Advanced Micro Devices (AMD 1.33%) reported its third-quarter earnings and issued its guidance for its fourth quarter. For the third quarter, AMD reported revenue of $1.43 billion, missing consensus estimates of $1.48 billion, and non-GAAP earnings per share of $0.03, missing consensus estimates by $0.01.

While the above results are more-or-less in line with what AMD expected, the company's guidance for the fourth quarter could be described as "horrific." The company is calling for a drop of 13% from the third quarter, implying revenue of about $1.24 billion. This is a significant miss relative to sell-side consensus, which called for $1.48 billion in revenue.

Interestingly enough, AMD will be taking a restructuring charge -- the company is laying off about 7% of its workforce -- to the tune of $57 million, and plans to lower its fourth-quarter non-GAAP operating expenses to $385 million. This represents a decline from AMD's previously issued quarterly operating expense guidance of $420 million.

With the headline facts out of the way, let's dig deeper into what's actually going on here.

A cringe-worthy core business
AMD recently changed up its reporting structure; now, PC processors and graphics chips are all lumped into one reportable segment. AMD reported that revenue in this operating segment, driven by "lower chipset and GPU sales," was down from $925 million last year to $781 million this year, a 15.5% drop. Further, the newly formed operating segment went from $9 million in operating income this time last year to a loss of $17 million in the most recently reported quarter.

What's happening here is not a new story to anybody following this space: Intel (INTC 1.77%) is likely continuing its share gains in the PC processor market, and it would not come as a surprise if NVIDIA (NVDA 3.71%) were gaining share overall in graphics. Further, given how ferocious and well-capitalized both Intel and NVIDIA are, and how strong their respective product offerings are relative to AMD's, it's not clear how AMD can reverse this trend.

The "growth" businesses look better, but it's a "wait and see"
The second-reportable segment that AMD breaks out is its "Enterprise, Embedded, and Semi-Custom" division. AMD reported revenue growth of 6%, to $648 million for the quarter, and saw operating income here of $108 million. AMD attributed the growth to "higher sales of [its] semi-custom SoCs."

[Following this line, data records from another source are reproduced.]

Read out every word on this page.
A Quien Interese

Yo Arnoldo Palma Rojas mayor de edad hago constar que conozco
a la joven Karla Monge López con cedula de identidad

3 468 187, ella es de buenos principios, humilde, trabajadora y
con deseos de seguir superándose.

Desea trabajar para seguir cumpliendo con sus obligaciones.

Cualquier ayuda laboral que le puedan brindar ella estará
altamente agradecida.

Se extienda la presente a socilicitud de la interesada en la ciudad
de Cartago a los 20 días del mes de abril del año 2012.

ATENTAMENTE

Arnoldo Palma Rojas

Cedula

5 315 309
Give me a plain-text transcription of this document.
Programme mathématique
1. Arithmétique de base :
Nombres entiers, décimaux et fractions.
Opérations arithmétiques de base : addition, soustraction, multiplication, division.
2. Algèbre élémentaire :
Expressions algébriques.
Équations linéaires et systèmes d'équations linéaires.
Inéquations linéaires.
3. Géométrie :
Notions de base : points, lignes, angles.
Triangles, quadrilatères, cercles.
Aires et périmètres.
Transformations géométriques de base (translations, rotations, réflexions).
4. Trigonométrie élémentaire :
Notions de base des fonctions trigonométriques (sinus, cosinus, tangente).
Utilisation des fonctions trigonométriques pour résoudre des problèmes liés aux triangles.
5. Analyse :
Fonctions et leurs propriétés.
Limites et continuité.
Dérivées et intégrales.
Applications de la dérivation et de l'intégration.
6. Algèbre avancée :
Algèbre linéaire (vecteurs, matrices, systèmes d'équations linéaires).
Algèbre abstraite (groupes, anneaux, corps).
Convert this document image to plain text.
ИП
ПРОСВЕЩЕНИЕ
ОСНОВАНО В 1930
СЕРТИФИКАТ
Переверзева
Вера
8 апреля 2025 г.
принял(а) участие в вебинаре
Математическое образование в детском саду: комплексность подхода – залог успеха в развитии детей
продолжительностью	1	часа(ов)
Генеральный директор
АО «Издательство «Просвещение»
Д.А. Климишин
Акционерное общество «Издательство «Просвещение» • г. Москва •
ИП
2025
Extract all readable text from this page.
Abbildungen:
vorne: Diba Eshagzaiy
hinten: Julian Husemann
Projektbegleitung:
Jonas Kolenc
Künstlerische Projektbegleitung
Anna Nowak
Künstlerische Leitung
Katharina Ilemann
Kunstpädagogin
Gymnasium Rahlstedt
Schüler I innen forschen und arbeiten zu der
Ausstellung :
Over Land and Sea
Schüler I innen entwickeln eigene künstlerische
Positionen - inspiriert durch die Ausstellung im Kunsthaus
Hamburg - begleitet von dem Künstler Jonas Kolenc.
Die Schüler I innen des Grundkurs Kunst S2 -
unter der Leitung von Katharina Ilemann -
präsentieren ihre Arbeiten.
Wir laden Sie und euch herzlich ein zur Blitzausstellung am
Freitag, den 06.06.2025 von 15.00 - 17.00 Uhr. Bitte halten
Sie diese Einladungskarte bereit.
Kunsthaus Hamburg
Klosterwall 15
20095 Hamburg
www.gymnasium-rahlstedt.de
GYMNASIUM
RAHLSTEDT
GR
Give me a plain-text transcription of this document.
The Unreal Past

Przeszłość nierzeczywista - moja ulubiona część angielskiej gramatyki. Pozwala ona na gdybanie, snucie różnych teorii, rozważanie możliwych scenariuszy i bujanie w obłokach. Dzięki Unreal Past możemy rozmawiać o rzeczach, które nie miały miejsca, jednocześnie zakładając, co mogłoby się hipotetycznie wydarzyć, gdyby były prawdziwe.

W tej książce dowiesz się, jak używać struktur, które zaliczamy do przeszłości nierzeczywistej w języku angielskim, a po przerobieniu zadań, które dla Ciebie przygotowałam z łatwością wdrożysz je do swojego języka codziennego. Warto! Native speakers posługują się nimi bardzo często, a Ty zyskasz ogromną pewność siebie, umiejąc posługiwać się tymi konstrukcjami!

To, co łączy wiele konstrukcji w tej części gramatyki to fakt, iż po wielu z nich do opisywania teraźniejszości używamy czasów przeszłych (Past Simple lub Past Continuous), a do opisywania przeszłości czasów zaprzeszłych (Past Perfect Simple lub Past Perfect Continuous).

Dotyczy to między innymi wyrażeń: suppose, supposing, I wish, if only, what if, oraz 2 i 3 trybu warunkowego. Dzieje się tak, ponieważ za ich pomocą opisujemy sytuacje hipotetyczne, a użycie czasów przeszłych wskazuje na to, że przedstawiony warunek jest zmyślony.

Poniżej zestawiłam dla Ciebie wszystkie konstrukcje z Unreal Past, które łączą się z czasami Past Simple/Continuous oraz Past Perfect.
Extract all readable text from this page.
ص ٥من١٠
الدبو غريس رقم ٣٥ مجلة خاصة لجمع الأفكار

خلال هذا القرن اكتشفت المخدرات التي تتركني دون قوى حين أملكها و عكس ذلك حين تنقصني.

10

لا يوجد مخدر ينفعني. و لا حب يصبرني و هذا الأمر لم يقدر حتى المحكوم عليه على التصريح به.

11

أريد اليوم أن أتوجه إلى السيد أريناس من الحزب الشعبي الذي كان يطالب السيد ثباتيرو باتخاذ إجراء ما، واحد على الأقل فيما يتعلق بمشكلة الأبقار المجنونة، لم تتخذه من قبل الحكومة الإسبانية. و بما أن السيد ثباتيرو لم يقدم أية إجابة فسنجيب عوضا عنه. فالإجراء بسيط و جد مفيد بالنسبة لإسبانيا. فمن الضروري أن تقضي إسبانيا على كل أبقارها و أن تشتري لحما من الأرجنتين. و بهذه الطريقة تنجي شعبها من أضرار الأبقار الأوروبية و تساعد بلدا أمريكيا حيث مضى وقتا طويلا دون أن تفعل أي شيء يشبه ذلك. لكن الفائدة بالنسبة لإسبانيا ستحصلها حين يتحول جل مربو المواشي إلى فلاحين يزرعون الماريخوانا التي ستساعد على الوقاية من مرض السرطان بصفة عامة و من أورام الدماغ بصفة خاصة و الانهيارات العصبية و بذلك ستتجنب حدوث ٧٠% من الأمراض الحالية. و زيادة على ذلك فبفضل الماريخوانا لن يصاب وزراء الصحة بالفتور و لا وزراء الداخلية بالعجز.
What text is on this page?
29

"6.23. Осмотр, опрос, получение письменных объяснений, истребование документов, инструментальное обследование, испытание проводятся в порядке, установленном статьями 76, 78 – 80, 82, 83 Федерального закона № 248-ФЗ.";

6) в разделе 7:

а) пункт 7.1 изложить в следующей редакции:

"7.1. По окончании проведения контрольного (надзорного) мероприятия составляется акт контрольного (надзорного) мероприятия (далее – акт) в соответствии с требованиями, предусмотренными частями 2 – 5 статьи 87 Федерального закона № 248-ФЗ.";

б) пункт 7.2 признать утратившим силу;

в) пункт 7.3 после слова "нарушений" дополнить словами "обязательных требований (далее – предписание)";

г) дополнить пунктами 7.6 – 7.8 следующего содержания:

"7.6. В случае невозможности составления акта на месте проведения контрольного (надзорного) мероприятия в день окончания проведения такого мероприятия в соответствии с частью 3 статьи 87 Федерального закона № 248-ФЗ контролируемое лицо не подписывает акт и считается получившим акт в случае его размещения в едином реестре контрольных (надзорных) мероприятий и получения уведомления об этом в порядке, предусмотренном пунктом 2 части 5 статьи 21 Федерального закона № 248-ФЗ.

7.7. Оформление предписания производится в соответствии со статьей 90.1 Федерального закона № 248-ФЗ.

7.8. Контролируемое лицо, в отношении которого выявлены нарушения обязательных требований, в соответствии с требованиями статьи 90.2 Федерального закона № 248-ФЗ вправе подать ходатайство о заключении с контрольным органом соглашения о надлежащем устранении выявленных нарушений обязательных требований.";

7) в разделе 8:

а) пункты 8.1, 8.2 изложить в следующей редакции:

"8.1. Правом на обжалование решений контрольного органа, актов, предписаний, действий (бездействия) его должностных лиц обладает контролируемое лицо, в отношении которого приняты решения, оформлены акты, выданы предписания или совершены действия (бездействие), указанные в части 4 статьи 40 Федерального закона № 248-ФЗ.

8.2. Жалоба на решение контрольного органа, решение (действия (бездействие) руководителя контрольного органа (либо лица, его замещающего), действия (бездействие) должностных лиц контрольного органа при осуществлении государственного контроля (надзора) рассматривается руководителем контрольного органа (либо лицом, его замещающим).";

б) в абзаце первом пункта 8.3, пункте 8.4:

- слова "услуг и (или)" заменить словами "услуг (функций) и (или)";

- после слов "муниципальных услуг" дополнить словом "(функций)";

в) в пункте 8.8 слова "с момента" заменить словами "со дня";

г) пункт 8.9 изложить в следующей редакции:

It doesn't seem like the "embedded" and "enterprise" portions of this operating segment are contributing much to revenue, although they may prove to be more important during 2015 and beyond. AMD alleges that the "server" and "embedded" opportunities represent a $17.5 billion total addressable market; it remains to be seen just how much of that opportunity AMD can actually realize.

Indeed, a large total addressable market in no way implies that AMD can actually capture a meaningful portion of it. Intel is known to generate more than $30 billion per year in PC platform sales, and yet AMD continues to lose what small fraction of the market it has.

Foolish bottom line
While the view seems to be that the market "priced in" a bad quarter and/or guidance, it seems to me that the problems that have plagued AMD continue. AMD can lay off engineers and cut its operating expense structure all it likes; but if it can't ultimately stabilize its revenue base and, in the words of AMD's new CEO Dr. Lisa Su, "drive and sustain profitable growth," then AMD is just putting off its eventual demise.